Crack the Myth
28. Oktober 2010 | 1 Kommentar | Crack the Myth
Die Ohio Players und Pink Floyd
Es gibt Geschichten die lassen einem das Blut in den Adern gefrieren. Ob wahr oder nicht, sie hinterlassen einen schalen Beigeschmack und lehren uns das fürchten. Zwei dieser Geschichten folgen nun im Crack the Myth Spezial.
Ohio Players – Love Rollercoaster
Zunächst zu den Ohio Players und ihrem Song „Love Rollercoaster“. Der Mythos besagt, dass man gleich zu Beginn des Liedes den Todesschrei einer Frau höre. Wer diese Frau ist, variiert von Story zu Story. Mal ist es eine Putzfrau, mal eine Freundin eines der Bandmitglieder, ein Mädchen in der Wohnung nebenan oder ausserhalb des Studios. Der bekannteste ist jedoch der mit dem Covermodel und den werde ich nun aufbröseln.
(Quelle: http://www.unifiedmanufacturing.com)
Also es geht der Mythos um, dass beim Shooting für das Cover zum Album Honey etwas gewaltig schief lief.

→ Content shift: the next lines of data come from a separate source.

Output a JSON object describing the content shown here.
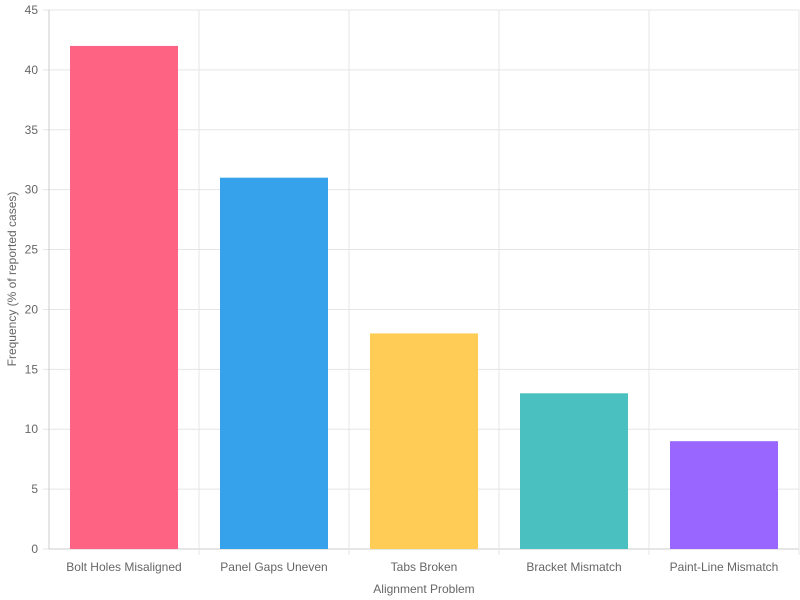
{
  "chart_data": {
    "type": "bar",
    "categories": [
      "Bolt Holes Misaligned",
      "Panel Gaps Uneven",
      "Tabs Broken",
      "Bracket Mismatch",
      "Paint-Line Mismatch"
    ],
    "values": [
      42,
      31,
      18,
      13,
      9
    ],
    "colors": [
      "#ff6384",
      "#36a2eb",
      "#ffcd56",
      "#4bc0c0",
      "#9966ff"
    ],
    "xlabel": "Alignment Problem",
    "ylabel": "Frequency (% of reported cases)",
    "ylim": [
      0,
      45
    ],
    "yticks": [
      0,
      5,
      10,
      15,
      20,
      25,
      30,
      35,
      40,
      45
    ],
    "grid": true,
    "legend": "none"
  }
}
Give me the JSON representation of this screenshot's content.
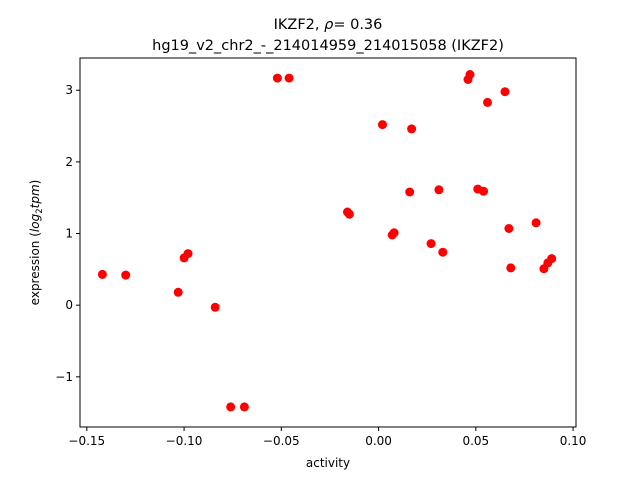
{
  "chart_data": {
    "type": "scatter",
    "title_prefix": "IKZF2, ",
    "title_rho_symbol": "ρ",
    "title_rho_value": "= 0.36",
    "subtitle": "hg19_v2_chr2_-_214014959_214015058 (IKZF2)",
    "xlabel": "activity",
    "ylabel_prefix": "expression (",
    "ylabel_math": "log",
    "ylabel_sub": "2",
    "ylabel_math2": "tpm",
    "ylabel_suffix": ")",
    "xlim": [
      -0.1535,
      0.1015
    ],
    "ylim": [
      -1.7,
      3.45
    ],
    "xticks": [
      -0.15,
      -0.1,
      -0.05,
      0.0,
      0.05,
      0.1
    ],
    "xtick_labels": [
      "−0.15",
      "−0.10",
      "−0.05",
      "0.00",
      "0.05",
      "0.10"
    ],
    "yticks": [
      -1,
      0,
      1,
      2,
      3
    ],
    "ytick_labels": [
      "−1",
      "0",
      "1",
      "2",
      "3"
    ],
    "marker_color": "#ff0000",
    "grid": false,
    "points": [
      {
        "x": -0.142,
        "y": 0.43
      },
      {
        "x": -0.13,
        "y": 0.42
      },
      {
        "x": -0.103,
        "y": 0.18
      },
      {
        "x": -0.1,
        "y": 0.66
      },
      {
        "x": -0.098,
        "y": 0.72
      },
      {
        "x": -0.084,
        "y": -0.03
      },
      {
        "x": -0.076,
        "y": -1.42
      },
      {
        "x": -0.069,
        "y": -1.42
      },
      {
        "x": -0.052,
        "y": 3.17
      },
      {
        "x": -0.046,
        "y": 3.17
      },
      {
        "x": -0.016,
        "y": 1.3
      },
      {
        "x": -0.015,
        "y": 1.27
      },
      {
        "x": 0.002,
        "y": 2.52
      },
      {
        "x": 0.007,
        "y": 0.98
      },
      {
        "x": 0.008,
        "y": 1.01
      },
      {
        "x": 0.016,
        "y": 1.58
      },
      {
        "x": 0.017,
        "y": 2.46
      },
      {
        "x": 0.027,
        "y": 0.86
      },
      {
        "x": 0.031,
        "y": 1.61
      },
      {
        "x": 0.033,
        "y": 0.74
      },
      {
        "x": 0.046,
        "y": 3.15
      },
      {
        "x": 0.047,
        "y": 3.22
      },
      {
        "x": 0.051,
        "y": 1.62
      },
      {
        "x": 0.054,
        "y": 1.59
      },
      {
        "x": 0.056,
        "y": 2.83
      },
      {
        "x": 0.065,
        "y": 2.98
      },
      {
        "x": 0.067,
        "y": 1.07
      },
      {
        "x": 0.068,
        "y": 0.52
      },
      {
        "x": 0.081,
        "y": 1.15
      },
      {
        "x": 0.085,
        "y": 0.51
      },
      {
        "x": 0.087,
        "y": 0.59
      },
      {
        "x": 0.089,
        "y": 0.65
      }
    ]
  }
}
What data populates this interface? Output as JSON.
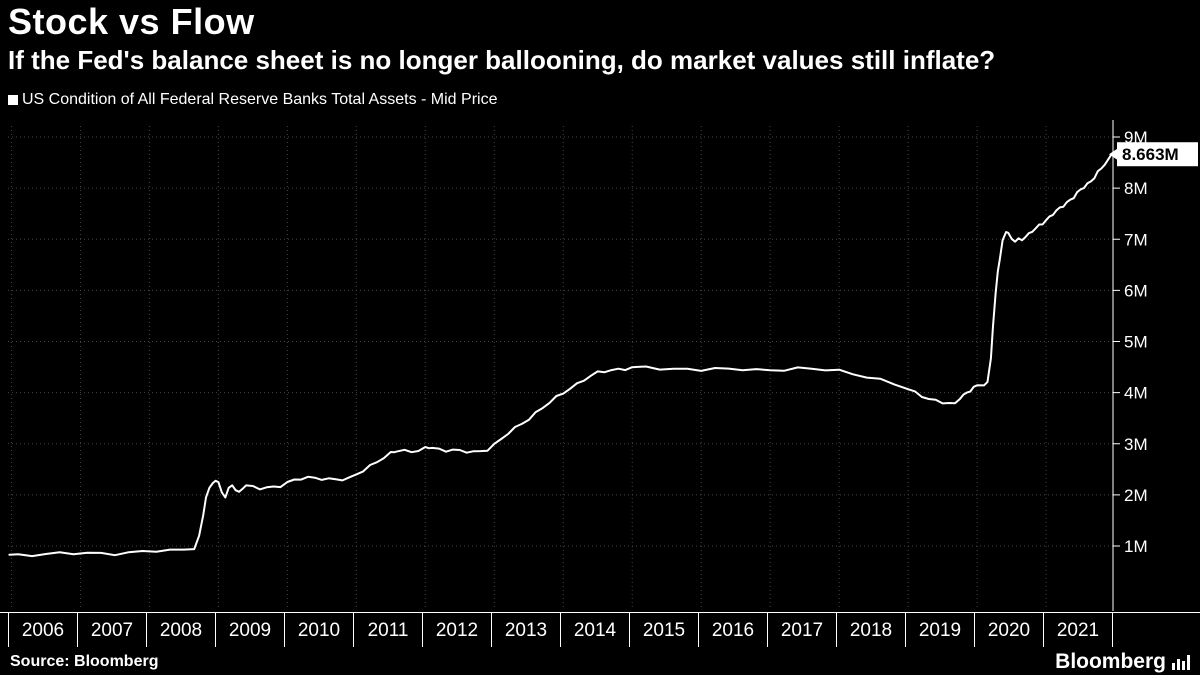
{
  "header": {
    "title": "Stock vs Flow",
    "subtitle": "If the Fed's balance sheet is no longer ballooning, do market values still inflate?"
  },
  "legend": {
    "label": "US Condition of All Federal Reserve Banks Total Assets - Mid Price"
  },
  "footer": {
    "source": "Source:  Bloomberg",
    "brand": "Bloomberg"
  },
  "colors": {
    "background": "#000000",
    "line": "#ffffff",
    "grid": "#454545",
    "axis": "#ffffff",
    "text": "#ffffff",
    "last_value_bg": "#ffffff",
    "last_value_text": "#000000"
  },
  "chart_data": {
    "type": "line",
    "title": "Stock vs Flow",
    "subtitle": "If the Fed's balance sheet is no longer ballooning, do market values still inflate?",
    "series_name": "US Condition of All Federal Reserve Banks Total Assets - Mid Price",
    "unit": "M (millions of USD)",
    "grid": "dotted",
    "legend_position": "top-left",
    "last_value": 8.663,
    "last_value_label": "8.663M",
    "x_range": [
      2005.95,
      2021.97
    ],
    "ylim": [
      0,
      9.5
    ],
    "x_tick_labels": [
      "2006",
      "2007",
      "2008",
      "2009",
      "2010",
      "2011",
      "2012",
      "2013",
      "2014",
      "2015",
      "2016",
      "2017",
      "2018",
      "2019",
      "2020",
      "2021"
    ],
    "y_ticks": [
      1,
      2,
      3,
      4,
      5,
      6,
      7,
      8,
      9
    ],
    "y_tick_labels": [
      "1M",
      "2M",
      "3M",
      "4M",
      "5M",
      "6M",
      "7M",
      "8M",
      "9M"
    ],
    "points": [
      [
        2005.97,
        0.83
      ],
      [
        2006.1,
        0.83
      ],
      [
        2006.3,
        0.84
      ],
      [
        2006.5,
        0.84
      ],
      [
        2006.7,
        0.85
      ],
      [
        2006.9,
        0.85
      ],
      [
        2007.1,
        0.85
      ],
      [
        2007.3,
        0.86
      ],
      [
        2007.5,
        0.86
      ],
      [
        2007.7,
        0.87
      ],
      [
        2007.9,
        0.89
      ],
      [
        2008.1,
        0.9
      ],
      [
        2008.3,
        0.9
      ],
      [
        2008.5,
        0.93
      ],
      [
        2008.65,
        0.94
      ],
      [
        2008.72,
        1.2
      ],
      [
        2008.78,
        1.6
      ],
      [
        2008.82,
        1.95
      ],
      [
        2008.87,
        2.1
      ],
      [
        2008.92,
        2.24
      ],
      [
        2008.96,
        2.3
      ],
      [
        2009.0,
        2.25
      ],
      [
        2009.05,
        2.05
      ],
      [
        2009.1,
        1.95
      ],
      [
        2009.15,
        2.1
      ],
      [
        2009.2,
        2.2
      ],
      [
        2009.25,
        2.1
      ],
      [
        2009.3,
        2.05
      ],
      [
        2009.35,
        2.15
      ],
      [
        2009.4,
        2.18
      ],
      [
        2009.5,
        2.14
      ],
      [
        2009.6,
        2.12
      ],
      [
        2009.7,
        2.14
      ],
      [
        2009.8,
        2.16
      ],
      [
        2009.9,
        2.19
      ],
      [
        2010.0,
        2.24
      ],
      [
        2010.1,
        2.28
      ],
      [
        2010.2,
        2.31
      ],
      [
        2010.3,
        2.33
      ],
      [
        2010.4,
        2.34
      ],
      [
        2010.5,
        2.33
      ],
      [
        2010.6,
        2.31
      ],
      [
        2010.7,
        2.3
      ],
      [
        2010.8,
        2.29
      ],
      [
        2010.9,
        2.31
      ],
      [
        2011.0,
        2.41
      ],
      [
        2011.1,
        2.49
      ],
      [
        2011.2,
        2.57
      ],
      [
        2011.3,
        2.65
      ],
      [
        2011.4,
        2.72
      ],
      [
        2011.5,
        2.8
      ],
      [
        2011.55,
        2.85
      ],
      [
        2011.6,
        2.87
      ],
      [
        2011.7,
        2.87
      ],
      [
        2011.8,
        2.86
      ],
      [
        2011.9,
        2.85
      ],
      [
        2012.0,
        2.9
      ],
      [
        2012.05,
        2.93
      ],
      [
        2012.1,
        2.92
      ],
      [
        2012.2,
        2.9
      ],
      [
        2012.3,
        2.88
      ],
      [
        2012.4,
        2.87
      ],
      [
        2012.5,
        2.85
      ],
      [
        2012.6,
        2.84
      ],
      [
        2012.7,
        2.84
      ],
      [
        2012.8,
        2.86
      ],
      [
        2012.9,
        2.9
      ],
      [
        2013.0,
        2.98
      ],
      [
        2013.1,
        3.08
      ],
      [
        2013.2,
        3.2
      ],
      [
        2013.3,
        3.3
      ],
      [
        2013.4,
        3.4
      ],
      [
        2013.5,
        3.5
      ],
      [
        2013.6,
        3.6
      ],
      [
        2013.7,
        3.7
      ],
      [
        2013.8,
        3.8
      ],
      [
        2013.9,
        3.9
      ],
      [
        2014.0,
        4.0
      ],
      [
        2014.1,
        4.1
      ],
      [
        2014.2,
        4.17
      ],
      [
        2014.3,
        4.25
      ],
      [
        2014.4,
        4.32
      ],
      [
        2014.5,
        4.38
      ],
      [
        2014.6,
        4.42
      ],
      [
        2014.7,
        4.45
      ],
      [
        2014.8,
        4.46
      ],
      [
        2014.9,
        4.47
      ],
      [
        2015.0,
        4.48
      ],
      [
        2015.2,
        4.48
      ],
      [
        2015.4,
        4.47
      ],
      [
        2015.6,
        4.46
      ],
      [
        2015.8,
        4.47
      ],
      [
        2016.0,
        4.46
      ],
      [
        2016.2,
        4.46
      ],
      [
        2016.4,
        4.45
      ],
      [
        2016.6,
        4.45
      ],
      [
        2016.8,
        4.44
      ],
      [
        2017.0,
        4.45
      ],
      [
        2017.2,
        4.46
      ],
      [
        2017.4,
        4.47
      ],
      [
        2017.6,
        4.46
      ],
      [
        2017.8,
        4.44
      ],
      [
        2018.0,
        4.42
      ],
      [
        2018.2,
        4.38
      ],
      [
        2018.4,
        4.32
      ],
      [
        2018.6,
        4.25
      ],
      [
        2018.8,
        4.17
      ],
      [
        2019.0,
        4.06
      ],
      [
        2019.1,
        3.99
      ],
      [
        2019.2,
        3.94
      ],
      [
        2019.3,
        3.89
      ],
      [
        2019.4,
        3.85
      ],
      [
        2019.5,
        3.81
      ],
      [
        2019.6,
        3.78
      ],
      [
        2019.68,
        3.76
      ],
      [
        2019.75,
        3.9
      ],
      [
        2019.8,
        3.96
      ],
      [
        2019.85,
        4.0
      ],
      [
        2019.9,
        4.05
      ],
      [
        2019.95,
        4.09
      ],
      [
        2020.0,
        4.12
      ],
      [
        2020.1,
        4.16
      ],
      [
        2020.15,
        4.21
      ],
      [
        2020.2,
        4.67
      ],
      [
        2020.23,
        5.3
      ],
      [
        2020.27,
        5.96
      ],
      [
        2020.3,
        6.37
      ],
      [
        2020.33,
        6.62
      ],
      [
        2020.37,
        6.98
      ],
      [
        2020.4,
        7.1
      ],
      [
        2020.42,
        7.17
      ],
      [
        2020.45,
        7.1
      ],
      [
        2020.5,
        7.01
      ],
      [
        2020.55,
        6.95
      ],
      [
        2020.6,
        6.99
      ],
      [
        2020.65,
        7.01
      ],
      [
        2020.7,
        7.06
      ],
      [
        2020.75,
        7.1
      ],
      [
        2020.8,
        7.16
      ],
      [
        2020.85,
        7.2
      ],
      [
        2020.9,
        7.26
      ],
      [
        2020.95,
        7.32
      ],
      [
        2021.0,
        7.38
      ],
      [
        2021.05,
        7.44
      ],
      [
        2021.1,
        7.5
      ],
      [
        2021.15,
        7.54
      ],
      [
        2021.2,
        7.6
      ],
      [
        2021.25,
        7.66
      ],
      [
        2021.3,
        7.72
      ],
      [
        2021.35,
        7.78
      ],
      [
        2021.4,
        7.83
      ],
      [
        2021.45,
        7.89
      ],
      [
        2021.5,
        7.96
      ],
      [
        2021.55,
        8.02
      ],
      [
        2021.6,
        8.08
      ],
      [
        2021.65,
        8.15
      ],
      [
        2021.7,
        8.22
      ],
      [
        2021.75,
        8.3
      ],
      [
        2021.8,
        8.38
      ],
      [
        2021.85,
        8.46
      ],
      [
        2021.9,
        8.54
      ],
      [
        2021.95,
        8.663
      ]
    ]
  }
}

Das Model, ein Playmate, verbrannte sich fürchterlich an dem erhitzten Honig und erlitt schwerste Verbrennungen. Ausser sich vor Wut stürmte sie das Aufnahmestudio der Band die gerade „Love Rollercoaster“ aufnahm. Der Manager brachte sie um und wie es der Zufall so wollte, war ihr Schrei auf Ton gebannt. Niemand schien das zu bemerken und so landete der Schrei auf dem Stück fürs Album.
Natürlich ist an diesem Mythos nichts dran. Die Band hielt zwar still, aber gab zumindest das Statement ab, dass dies ihre Verkäufe ankurbelte. Das Model, Ester Cordet, ist wohlauf. Der Schrei war wegen des Titels des Liedes (Rollercoaster heisst Achterbahn) absichtlich in den Song geschnitten worden. Macht ja auch Sinn… Dennoch ein bisschen Gänsehaut hatte ich beim ersten Lesen schon.
Pink Floyd – Another brick in the Wall (Part 2)
Der folgende Mythos lässt die Gänsehaut gleich wieder aufkommen. So gibt es nämlich den Mythos einer tödlichen Botschaft im Lied Another Brick in the Wall 2 von Pink Floyd. An der Stelle in der der Kinderchor singt, soll man deutlich „Hol ihn, hol’n unters Dach“ hören. Der deutsche Tontechniker Peter Fischer bearbeitete den Song als er diese Botschaft vernahm. Selbst in einem Internat aufgewachsen und immer wieder im Zimmer unter dem Dach missbraucht worden, löste das bei ihm so einen Stress aus, dass er sich im Dachstock erhängte und am nächsten Tag gefunden wurde.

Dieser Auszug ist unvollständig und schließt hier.